RADAR JOGJA - Kejaksaan Agung (Kejagung) menetapkan mantan Menteri Perdagangan, Thomas Trikasih Lembong atau yang akrab disapa Tom Lembong sebagai tersangka dalam kasus dugaan korupsi impor gula yang terjadi pada masa jabatannya di tahun 2015-2016.
Setelah penetapan tersangka, Tom Lembong langsung ditahan di Rutan Salemba, cabang Kejaksaan Negeri Jakarta Selatan. Ketika digiring menuju mobil tahanan, Tom tampak sempat melempar senyum kepada awak media.

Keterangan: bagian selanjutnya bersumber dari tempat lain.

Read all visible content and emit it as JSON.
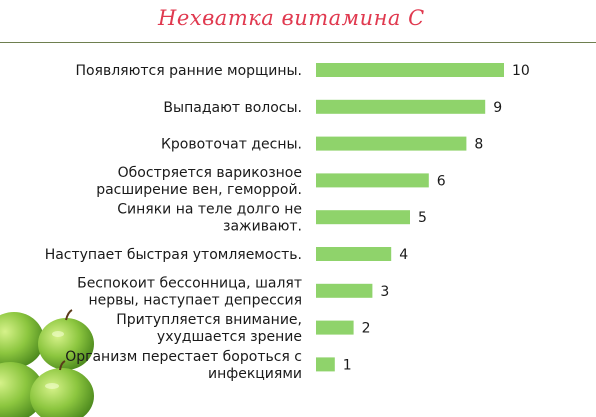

Direktur Penyidikan Jaksa Agung Muda Tindak Pidana Khusus Abdul Qohar menyatakan, bahwa impor gula kristal putih seharusnya hanya dilakukan oleh BUMN.
Namun, Tom Lembong diduga memberikan izin kepada PT AP untuk mengimpor gula kristal mentah sebanyak 105.000 ton tanpa melalui rapat koordinasi antarinstansi terkait dan tanpa rekomendasi Kementerian Perindustrian.
Menurut Abdul Qohar, kasus ini bermula pada Desember 2015, ketika Kemenko Perekonomian menggelar rapat mengenai ancaman kekurangan gula kristal putih di Indonesia pada tahun 2016.
DS yang saat itu menjabat sebagai Direktur Pengembangan Bisnis di PT Perusahaan Perdagangan Indonesia (PPI), memerintahkan pertemuan dengan sejumlah perusahaan swasta di bidang gula.
Impor yang dilakukan kemudian adalah gula kristal mentah yang diolah oleh perusahaan yang seharusnya hanya memiliki izin untuk mengolah gula rafinasi.
Setelah proses pengolahan, gula tersebut dijual ke masyarakat dengan harga Rp 16.000 per kilogram yang ternyata jauh di atas harga eceran tertinggi saat itu, yaitu Rp 13.000.
Kejagung menyebut bahwa PT PPI mendapatkan keuntungan berupa fee dari perusahaan yang mengimpor dan mengelola gula tersebut, sehingga negara mengalami kerugian sekitar Rp 400 miliar.
Selain Tom Lembong, DS sebagai Direktur Pengembangan Bisnis PT PPI pada 2015-2016 juga ditetapkan sebagai tersangka dalam kasus ini.
Penetapan tersangka terhadap Tom Lembong dan DS dilakukan setelah serangkaian penggeledahan, termasuk di Kementerian Perdagangan pada 3 Oktober lalu.